Organizers of the festival called Redford's appearance "a milestone."
"I think we'll see a very different reaction and a very different sense from politicians from here on in," said Michael Phair, a member of the festival's board and a former Edmonton city councillor.
In 1992, Phair became the first openly-gay councillor in the city. A decade ago, then-mayor Bill Smith refused to proclaim Pride Week. Now, current mayor Stephen Mandel is a fixture at the parade and has been since 2005.
Redford's appearance, Phair says, sends an important message that diversity issues are important.
"For Edmonton, this is not new. But for the province, this is definitely a change."
Redford's Progressive Conservative government announced this week that the province would resume paying for sex change operations. The province had stopped paying for such surgery three years ago as a cost-saving measure.
Jennifer Vanderschaeghe, a lesbian who lives in Red Deer, Alta., said she believed the policy announcement was timed to coincide with Redford's appearance at the festival. Still, she called the appearance "exciting."
Vanderschaeghe said that she comes to Edmonton to celebrate because Red Deer doesn't have a festival, but she says that could change with more people like the premier coming forward to oppose discrimination on the basis of sexual orientation.

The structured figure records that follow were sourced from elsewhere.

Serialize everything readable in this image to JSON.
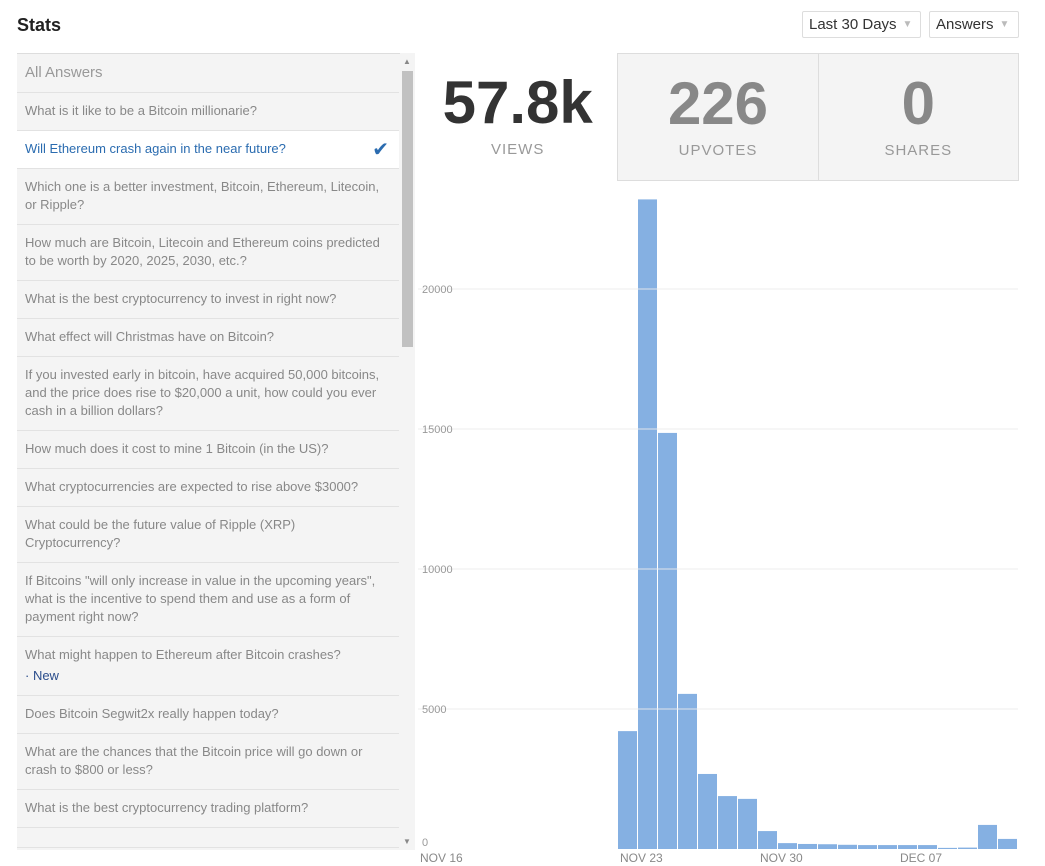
{
  "header": {
    "title": "Stats",
    "range": "Last 30 Days",
    "type": "Answers"
  },
  "list": {
    "head": "All Answers",
    "items": [
      {
        "text": "What is it like to be a Bitcoin millionarie?"
      },
      {
        "text": "Will Ethereum crash again in the near future?",
        "selected": true
      },
      {
        "text": "Which one is a better investment, Bitcoin, Ethereum, Litecoin, or Ripple?"
      },
      {
        "text": "How much are Bitcoin, Litecoin and Ethereum coins predicted to be worth by 2020, 2025, 2030, etc.?"
      },
      {
        "text": "What is the best cryptocurrency to invest in right now?"
      },
      {
        "text": "What effect will Christmas have on Bitcoin?"
      },
      {
        "text": "If you invested early in bitcoin, have acquired 50,000 bitcoins, and the price does rise to $20,000 a unit, how could you ever cash in a billion dollars?"
      },
      {
        "text": "How much does it cost to mine 1 Bitcoin (in the US)?"
      },
      {
        "text": "What cryptocurrencies are expected to rise above $3000?"
      },
      {
        "text": "What could be the future value of Ripple (XRP) Cryptocurrency?"
      },
      {
        "text": "If Bitcoins \"will only increase in value in the upcoming years\", what is the incentive to spend them and use as a form of payment right now?"
      },
      {
        "text": "What might happen to Ethereum after Bitcoin crashes?",
        "badge": "· New"
      },
      {
        "text": "Does Bitcoin Segwit2x really happen today?"
      },
      {
        "text": "What are the chances that the Bitcoin price will go down or crash to $800 or less?"
      },
      {
        "text": "What is the best cryptocurrency trading platform?"
      },
      {
        "text": ""
      }
    ]
  },
  "stats": [
    {
      "value": "57.8k",
      "label": "VIEWS"
    },
    {
      "value": "226",
      "label": "UPVOTES"
    },
    {
      "value": "0",
      "label": "SHARES"
    }
  ],
  "chart_data": {
    "type": "bar",
    "bar_color": "#85b0e2",
    "ylim": [
      0,
      23500
    ],
    "yticks": [
      0,
      5000,
      10000,
      15000,
      20000
    ],
    "xticks": [
      "NOV 16",
      "NOV 23",
      "NOV 30",
      "DEC 07"
    ],
    "values": [
      0,
      0,
      0,
      0,
      0,
      0,
      0,
      0,
      0,
      0,
      4210,
      23200,
      14860,
      5540,
      2680,
      1890,
      1790,
      640,
      210,
      180,
      170,
      150,
      140,
      140,
      140,
      140,
      40,
      50,
      860,
      360
    ]
  }
}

"When the premier talks about discrimination, that is going to encourage more people coming out, because discrimination hinders people coming out," Vanderschaeghe said.

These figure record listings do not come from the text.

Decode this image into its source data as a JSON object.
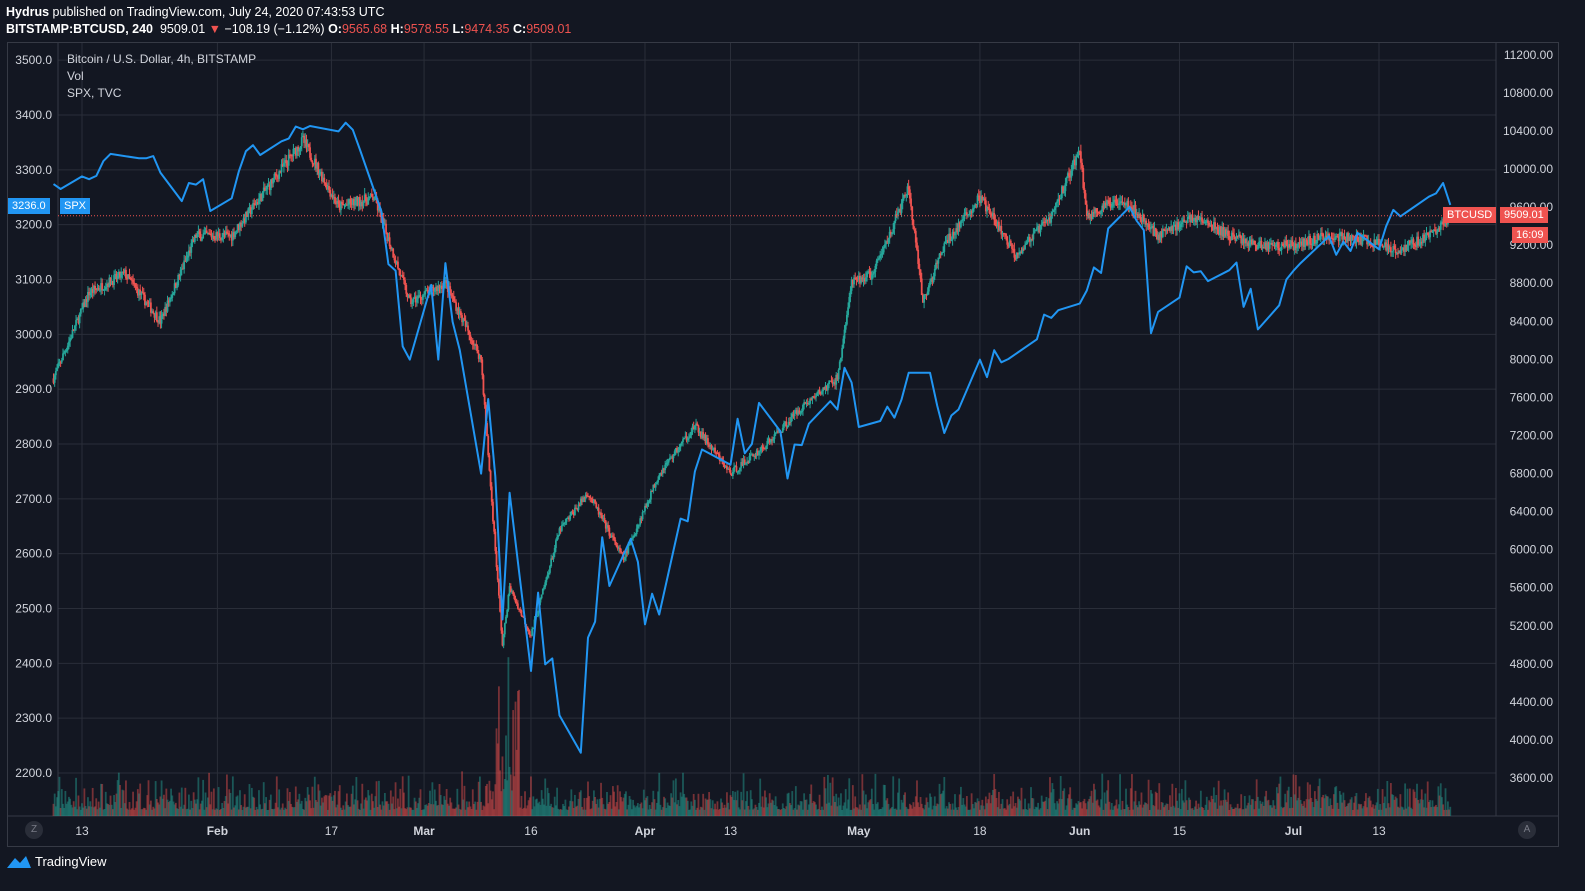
{
  "header": {
    "publisher": "Hydrus",
    "published_text": " published on TradingView.com, July 24, 2020 07:43:53 UTC",
    "symbol": "BITSTAMP:BTCUSD, 240",
    "last": "9509.01",
    "change_arrow": "▼",
    "change": "−108.19 (−1.12%)",
    "o_label": "O:",
    "o_value": "9565.68",
    "h_label": "H:",
    "h_value": "9578.55",
    "l_label": "L:",
    "l_value": "9474.35",
    "c_label": "C:",
    "c_value": "9509.01"
  },
  "legend": {
    "main": "Bitcoin / U.S. Dollar, 4h, BITSTAMP",
    "vol": "Vol",
    "compare": "SPX, TVC"
  },
  "tags": {
    "spx_value": "3236.0",
    "spx_name": "SPX",
    "btc_name": "BTCUSD",
    "btc_value": "9509.01",
    "countdown": "16:09"
  },
  "corner_left": "Z",
  "corner_right": "A",
  "brand": "TradingView",
  "colors": {
    "background": "#131722",
    "grid": "#2a2e39",
    "up": "#26a69a",
    "down": "#ef5350",
    "spx_line": "#2196f3",
    "spx_tag": "#2196f3",
    "btc_tag": "#ef5350"
  },
  "chart_data": {
    "type": "line",
    "title": "Bitcoin / U.S. Dollar, 4h, BITSTAMP",
    "left_axis": {
      "label": "SPX",
      "ticks": [
        "3500.0",
        "3400.0",
        "3300.0",
        "3200.0",
        "3100.0",
        "3000.0",
        "2900.0",
        "2800.0",
        "2700.0",
        "2600.0",
        "2500.0",
        "2400.0",
        "2300.0",
        "2200.0"
      ],
      "tick_values": [
        3500,
        3400,
        3300,
        3200,
        3100,
        3000,
        2900,
        2800,
        2700,
        2600,
        2500,
        2400,
        2300,
        2200
      ]
    },
    "right_axis": {
      "label": "BTCUSD",
      "ticks": [
        "11200.00",
        "10800.00",
        "10400.00",
        "10000.00",
        "9600.00",
        "9200.00",
        "8800.00",
        "8400.00",
        "8000.00",
        "7600.00",
        "7200.00",
        "6800.00",
        "6400.00",
        "6000.00",
        "5600.00",
        "5200.00",
        "4800.00",
        "4400.00",
        "4000.00",
        "3600.00"
      ],
      "tick_values": [
        11200,
        10800,
        10400,
        10000,
        9600,
        9200,
        8800,
        8400,
        8000,
        7600,
        7200,
        6800,
        6400,
        6000,
        5600,
        5200,
        4800,
        4400,
        4000,
        3600
      ]
    },
    "x_axis": {
      "ticks": [
        "13",
        "Feb",
        "17",
        "Mar",
        "16",
        "Apr",
        "13",
        "May",
        "18",
        "Jun",
        "15",
        "Jul",
        "13"
      ],
      "bold": [
        false,
        true,
        false,
        true,
        false,
        true,
        false,
        true,
        false,
        true,
        false,
        true,
        false
      ],
      "dates": [
        "2020-01-13",
        "2020-02-01",
        "2020-02-17",
        "2020-03-01",
        "2020-03-16",
        "2020-04-01",
        "2020-04-13",
        "2020-05-01",
        "2020-05-18",
        "2020-06-01",
        "2020-06-15",
        "2020-07-01",
        "2020-07-13"
      ]
    },
    "grid": true,
    "series": [
      {
        "name": "SPX",
        "axis": "left",
        "x": [
          "2020-01-09",
          "2020-01-10",
          "2020-01-13",
          "2020-01-14",
          "2020-01-15",
          "2020-01-16",
          "2020-01-17",
          "2020-01-21",
          "2020-01-22",
          "2020-01-23",
          "2020-01-24",
          "2020-01-27",
          "2020-01-28",
          "2020-01-29",
          "2020-01-30",
          "2020-01-31",
          "2020-02-03",
          "2020-02-04",
          "2020-02-05",
          "2020-02-06",
          "2020-02-07",
          "2020-02-10",
          "2020-02-11",
          "2020-02-12",
          "2020-02-13",
          "2020-02-14",
          "2020-02-18",
          "2020-02-19",
          "2020-02-20",
          "2020-02-21",
          "2020-02-24",
          "2020-02-25",
          "2020-02-26",
          "2020-02-27",
          "2020-02-28",
          "2020-03-02",
          "2020-03-03",
          "2020-03-04",
          "2020-03-05",
          "2020-03-06",
          "2020-03-09",
          "2020-03-10",
          "2020-03-11",
          "2020-03-12",
          "2020-03-13",
          "2020-03-16",
          "2020-03-17",
          "2020-03-18",
          "2020-03-19",
          "2020-03-20",
          "2020-03-23",
          "2020-03-24",
          "2020-03-25",
          "2020-03-26",
          "2020-03-27",
          "2020-03-30",
          "2020-03-31",
          "2020-04-01",
          "2020-04-02",
          "2020-04-03",
          "2020-04-06",
          "2020-04-07",
          "2020-04-08",
          "2020-04-09",
          "2020-04-13",
          "2020-04-14",
          "2020-04-15",
          "2020-04-16",
          "2020-04-17",
          "2020-04-20",
          "2020-04-21",
          "2020-04-22",
          "2020-04-23",
          "2020-04-24",
          "2020-04-27",
          "2020-04-28",
          "2020-04-29",
          "2020-04-30",
          "2020-05-01",
          "2020-05-04",
          "2020-05-05",
          "2020-05-06",
          "2020-05-07",
          "2020-05-08",
          "2020-05-11",
          "2020-05-12",
          "2020-05-13",
          "2020-05-14",
          "2020-05-15",
          "2020-05-18",
          "2020-05-19",
          "2020-05-20",
          "2020-05-21",
          "2020-05-22",
          "2020-05-26",
          "2020-05-27",
          "2020-05-28",
          "2020-05-29",
          "2020-06-01",
          "2020-06-02",
          "2020-06-03",
          "2020-06-04",
          "2020-06-05",
          "2020-06-08",
          "2020-06-09",
          "2020-06-10",
          "2020-06-11",
          "2020-06-12",
          "2020-06-15",
          "2020-06-16",
          "2020-06-17",
          "2020-06-18",
          "2020-06-19",
          "2020-06-22",
          "2020-06-23",
          "2020-06-24",
          "2020-06-25",
          "2020-06-26",
          "2020-06-29",
          "2020-06-30",
          "2020-07-01",
          "2020-07-02",
          "2020-07-06",
          "2020-07-07",
          "2020-07-08",
          "2020-07-09",
          "2020-07-10",
          "2020-07-13",
          "2020-07-14",
          "2020-07-15",
          "2020-07-16",
          "2020-07-17",
          "2020-07-20",
          "2020-07-21",
          "2020-07-22",
          "2020-07-23"
        ],
        "values": [
          3274,
          3265,
          3288,
          3283,
          3289,
          3316,
          3329,
          3321,
          3321,
          3325,
          3295,
          3243,
          3276,
          3273,
          3283,
          3225,
          3248,
          3297,
          3334,
          3345,
          3327,
          3352,
          3357,
          3379,
          3374,
          3380,
          3370,
          3386,
          3373,
          3337,
          3225,
          3128,
          3116,
          2978,
          2954,
          3090,
          2954,
          3130,
          3023,
          2972,
          2746,
          2882,
          2741,
          2480,
          2711,
          2386,
          2529,
          2398,
          2409,
          2305,
          2237,
          2447,
          2476,
          2630,
          2541,
          2627,
          2585,
          2471,
          2527,
          2489,
          2664,
          2659,
          2750,
          2790,
          2762,
          2846,
          2783,
          2800,
          2875,
          2823,
          2737,
          2799,
          2798,
          2837,
          2878,
          2863,
          2939,
          2912,
          2831,
          2842,
          2868,
          2848,
          2881,
          2930,
          2930,
          2870,
          2820,
          2852,
          2863,
          2954,
          2922,
          2971,
          2949,
          2955,
          2991,
          3036,
          3030,
          3044,
          3056,
          3080,
          3122,
          3112,
          3193,
          3232,
          3207,
          3190,
          3002,
          3041,
          3067,
          3124,
          3113,
          3115,
          3097,
          3117,
          3131,
          3050,
          3083,
          3009,
          3053,
          3100,
          3116,
          3130,
          3179,
          3145,
          3169,
          3152,
          3185,
          3155,
          3197,
          3227,
          3215,
          3224,
          3251,
          3257,
          3276,
          3236
        ]
      },
      {
        "name": "BTCUSD",
        "axis": "right",
        "type": "candlestick",
        "x": [
          "2020-01-09",
          "2020-01-14",
          "2020-01-19",
          "2020-01-24",
          "2020-01-29",
          "2020-02-03",
          "2020-02-08",
          "2020-02-13",
          "2020-02-18",
          "2020-02-23",
          "2020-02-28",
          "2020-03-04",
          "2020-03-09",
          "2020-03-12",
          "2020-03-13",
          "2020-03-16",
          "2020-03-20",
          "2020-03-24",
          "2020-03-29",
          "2020-04-03",
          "2020-04-08",
          "2020-04-13",
          "2020-04-18",
          "2020-04-23",
          "2020-04-28",
          "2020-04-30",
          "2020-05-03",
          "2020-05-08",
          "2020-05-10",
          "2020-05-13",
          "2020-05-18",
          "2020-05-23",
          "2020-05-28",
          "2020-06-01",
          "2020-06-02",
          "2020-06-07",
          "2020-06-12",
          "2020-06-17",
          "2020-06-22",
          "2020-06-26",
          "2020-07-01",
          "2020-07-06",
          "2020-07-11",
          "2020-07-16",
          "2020-07-21",
          "2020-07-23"
        ],
        "values": [
          7800,
          8700,
          8900,
          8400,
          9300,
          9300,
          9800,
          10300,
          9600,
          9700,
          8600,
          8800,
          8000,
          5000,
          5600,
          5100,
          6200,
          6600,
          5900,
          6800,
          7300,
          6800,
          7100,
          7500,
          7800,
          8800,
          8900,
          9800,
          8600,
          9200,
          9700,
          9100,
          9500,
          10200,
          9500,
          9700,
          9300,
          9500,
          9300,
          9200,
          9200,
          9300,
          9250,
          9150,
          9350,
          9509.01
        ]
      },
      {
        "name": "Vol",
        "type": "histogram"
      }
    ]
  }
}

Not everyone at the event was cheering, however. There were a few in the crowd who voiced their opposition to an Alberta law passed in 2009 that requires parents be sent written notice when sex, religion or sexual orientation is covered in school. The legislation also gives parents the right to pull their children out of class for the duration of the discussion.
"What about Bill 44?" several people in the crowd shouted, referring to the controversial legislation.
Critics say the law could hinder discussion of sexual orientation issues in schools.
Redford did not address the question.